CSC 8400: Homework Assignments

CSC 8400: Homework Assignments


Homework will be assigned each week and will be collected at the beginning of the class the following week. Late homework will be penalized by 50%, no matter what the reason was; no homework will be accepted if it is late by more than 1 week.

Academic integrity: You can discuss and clarify homework questions with your classmates, but you must write out the solutions on your own. That means that you should never copy or allow someone to copy your homework. It is your responsibility to be familiar with Villanova University Academic Integrity Policy and Procedures.


Grading criteria:

  1. Correct approach, correct answer -- 100%
  2. Basically correct approach but incorrect answer due to some minor error -- 75%
  3. Not quite correct but still meaningful approach, half-way to the right solution -- 50%
  4. Some progress towards solution -- 25%
  5. No work, or no progress towards solution -- 0%.

Hw1 | Hw2 | Hw3 | Hw4 | Hw5 | Hw6 | Hw7 | Hw8 | Hw9 | Hw10 |


HOMEWORK 1
Sep 3 / Sep 5

PROBLEM 1[36%]:

Assume that we make an enhancement to a computer that improves a certain mode M of execution.

a) [4%] Suppose M is used 40% of the time. What is the limit for the overall speedup that can be achieved by making M faster (and faster)?

b) [4%] Suppose, again, that M is used 40% of the time, and the enhancement improves M by a factor of 6. What is the speedup we have obtained from the enhancement?

c) [4%] Suppose M is used 75% of the time. What should be the speedup for the enhanced mode to achieve the overall performance improvement by a factor of 2?
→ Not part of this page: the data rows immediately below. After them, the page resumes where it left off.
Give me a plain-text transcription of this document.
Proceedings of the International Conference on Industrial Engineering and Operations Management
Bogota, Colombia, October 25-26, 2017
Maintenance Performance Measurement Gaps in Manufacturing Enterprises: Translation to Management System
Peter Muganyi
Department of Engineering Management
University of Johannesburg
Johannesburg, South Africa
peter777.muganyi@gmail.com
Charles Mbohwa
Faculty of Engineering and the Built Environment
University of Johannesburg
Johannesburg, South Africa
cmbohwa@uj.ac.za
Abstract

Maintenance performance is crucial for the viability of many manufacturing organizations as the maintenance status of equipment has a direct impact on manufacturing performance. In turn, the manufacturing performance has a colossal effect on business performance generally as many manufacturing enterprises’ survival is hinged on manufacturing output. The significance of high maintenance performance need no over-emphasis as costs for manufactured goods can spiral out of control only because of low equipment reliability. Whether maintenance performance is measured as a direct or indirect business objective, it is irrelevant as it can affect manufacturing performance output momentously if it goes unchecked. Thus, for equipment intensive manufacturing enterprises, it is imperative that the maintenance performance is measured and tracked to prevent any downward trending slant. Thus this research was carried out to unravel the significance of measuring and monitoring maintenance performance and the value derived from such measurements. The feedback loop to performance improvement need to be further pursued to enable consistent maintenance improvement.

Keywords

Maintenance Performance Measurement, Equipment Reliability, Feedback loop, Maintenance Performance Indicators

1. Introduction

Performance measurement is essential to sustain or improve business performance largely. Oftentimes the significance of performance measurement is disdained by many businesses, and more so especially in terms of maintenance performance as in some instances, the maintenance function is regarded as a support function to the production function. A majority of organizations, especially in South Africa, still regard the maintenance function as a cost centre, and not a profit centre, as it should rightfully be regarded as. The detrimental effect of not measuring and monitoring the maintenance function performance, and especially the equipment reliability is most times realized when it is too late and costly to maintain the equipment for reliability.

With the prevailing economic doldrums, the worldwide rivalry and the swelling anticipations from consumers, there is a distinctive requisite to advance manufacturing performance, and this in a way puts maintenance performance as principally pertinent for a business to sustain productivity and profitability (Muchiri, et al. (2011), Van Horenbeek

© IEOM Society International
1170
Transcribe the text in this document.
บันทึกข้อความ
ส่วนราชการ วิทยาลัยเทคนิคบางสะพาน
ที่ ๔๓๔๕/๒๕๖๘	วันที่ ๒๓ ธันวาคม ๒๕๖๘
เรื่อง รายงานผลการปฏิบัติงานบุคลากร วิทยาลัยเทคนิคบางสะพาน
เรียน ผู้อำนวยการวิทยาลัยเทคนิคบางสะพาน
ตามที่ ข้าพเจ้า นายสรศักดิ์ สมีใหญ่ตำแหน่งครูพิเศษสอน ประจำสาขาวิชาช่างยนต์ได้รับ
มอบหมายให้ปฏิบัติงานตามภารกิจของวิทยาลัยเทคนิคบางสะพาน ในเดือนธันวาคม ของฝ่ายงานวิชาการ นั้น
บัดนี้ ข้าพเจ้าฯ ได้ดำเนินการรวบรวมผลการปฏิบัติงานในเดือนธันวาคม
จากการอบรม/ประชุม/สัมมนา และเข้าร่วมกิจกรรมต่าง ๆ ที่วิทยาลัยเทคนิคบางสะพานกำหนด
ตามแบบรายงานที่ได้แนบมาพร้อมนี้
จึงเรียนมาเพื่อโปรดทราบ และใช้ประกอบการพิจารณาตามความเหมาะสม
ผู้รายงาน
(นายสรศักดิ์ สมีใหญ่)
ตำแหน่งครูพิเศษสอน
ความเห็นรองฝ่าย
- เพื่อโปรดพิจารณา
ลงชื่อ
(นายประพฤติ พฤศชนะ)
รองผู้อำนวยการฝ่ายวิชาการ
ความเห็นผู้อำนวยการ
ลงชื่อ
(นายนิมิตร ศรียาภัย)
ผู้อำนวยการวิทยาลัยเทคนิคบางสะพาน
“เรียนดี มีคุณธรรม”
d) [4%] Suppose the enhancement improves M by a factor of 4. What % of the time should M be used in order to obtain the overall performance improvement by a factor of 2?

e) [20%] Assume the enhancement improves M by a factor of 5. M is used 10% of the time, measured as a percentage of the execution time when the enhanced mode is in use. What percentage of the original execution time has been converted to fast mode?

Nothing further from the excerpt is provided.